今月も元気に経営サポート隊通信をお届けいたします!

【河合由紀子のちょっとイイ話】
今月は、日経電子版(Mono Trendy 2022年2月9日 一部編集)から、注文から受け取りまで一切人と接しないフルーツオレの専門店の記事をご紹介します。オーダーメイド、非接触、効率的な店舗運営ということ以外に、実験的に実店舗を持つことにより顧客情報を活用し、またBtoBの新規ビジネスにつなげようという試みがうかがえます。

『フルーツオレ専門店「The Label Fruit」は、モバイルオーダーサービスを展開するShowcase Gigと、コインロッカーや通貨幣処理機などを製造・販売するグローリーが、2021年12月に共同で立ち上げた店舗だ。事前にモバイルオーダーで注文しないと、店舗で商品を受け取れない「BOPIS(バイ・オンライン・ピックアップ・イン・ストア)」形態の飲食店だ。出来上がりの商品は店頭に設置したロッカーを介して渡すため、完全に非接触で受け渡しができる。店舗はバックヤードで商品を作るスタッフのみで運営されており、販売スタッフはいない。事前注文から店頭での受け取りまで、客側の一連の流れは簡単だ。まず来店前に、インスタグラムかグーグルマップに表示される店舗のプロフィル画面から、商品の購入ページにアクセスする。商品を選択し、受け取り時間やクレジットカード情報などを設定。注文が完了すると、店舗から商品を受け取る際に必要なQRコードがメールで送られてくる。あとは指定の時間に来店して、店内のロッカーにQRコードを読み込ませ、商品を受け取る。フルーツオレは、味がストロベリーやメロンなど5種類、下地となるミルクが3種類から選べる。さらに、ナタデココや杏仁豆腐などのトッピングが選べ、甘さの度合いも調整可能。価格は税込みで1000円前後だ。商品のラベルもカスタマイズできる。色は12種類、デザインを8種類以上そろえ、名前も記入できる。Z世代はスマホ起点で、あらゆる物事を完結させるのに慣れているので、自分だけの一点モノや、カスタマイズする体験を求めている。そこで、購入体験をより楽しんでもらえるよう、バリエーションの選択肢を増やした。ラベルの色や種類が豊富で、商品自体も色鮮やかなので、推し活やSNS映えの効果も期待できると考えている。また、受け取り場所となる店内からも、体験価値を感じてもらえる仕掛けを施す。ロッカーの扉はモニターになっており、内部からデジタル映像を流せる。商品の人気ランキングや、受け取り時にデザインしたボトルのバーチャル映像を映す。イートインはできないが、撮影スポットとして店内を利用できる。壁には撮影時に役立つ鏡を貼ったり、若年層に人気のネオンサインで飾った。顧客によるSNSへの投稿を誘引し、来店動機やリピーターを生み出す狙いだ。

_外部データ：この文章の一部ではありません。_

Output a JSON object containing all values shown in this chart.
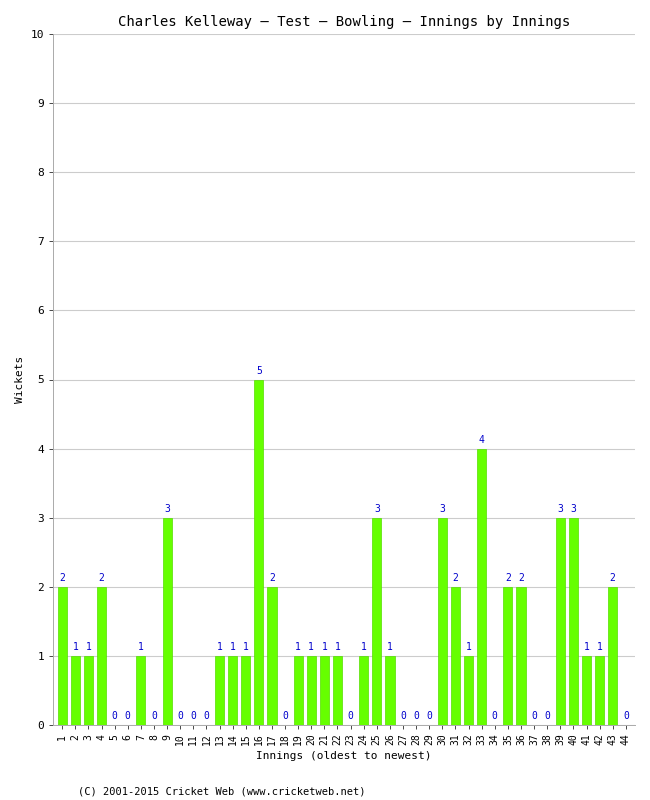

両社が店舗での体験価値を重視する理由は他にもある。グローリーにとっては、「店舗運営の最適化を検証していく場」である。2年前から、同社ではデータを生かしたビジネスに注力している。The Label Fruitの店内にも、AIカメラやAIビーコンを数台設置し、ユーザーの購買行動を分析していく。混雑する時間帯や需要を推測し、スタッフの適切な配備や需要予測を行い、店舗運営を最適化していく。活用の道は、無駄がない店舗運営だけではない。店内のプロジェクターからコンテンツを流し、若年層を中心としたユーザーが、どのようなコンテンツや店内の仕掛けに反応を示すかも分析する。AIカメラの映像から「どのようなユーザーが、店内のどの場所で、どれほど滞在したか」を調査することで、ユーザーの趣味趣向をくみ取り、より顧客満足度の高い店舗づくりを行う。一方ショーケース・ギグは、モバイルオーダープラットフォームの注文履歴から顧客の購買データが取れる。両社は異なるアプローチながら、ともにThe Label Fruitを通じて販売に関するデータを取得し、自社のサービスに生かしたい考えだ。それぞれのデータを掛け合わせ、OMO(オンラインとオフラインの融合)のノウハウを培っていくのが協業の目的だ。
両社は今後も協業を続けていく。現段階での構想は大きく2つ。1つは、ファストフードなどの別業態や他のエリアでも、BOPISのシステムを取り入れた店舗を展開すること。もう1つは、BOPISでの店舗運営方法をパッケージ化して外販提供することだ。サブスクリプション型のモデルにすることで、飲食店は初期費用を抑えて効率化された店舗を運営できると想定している。』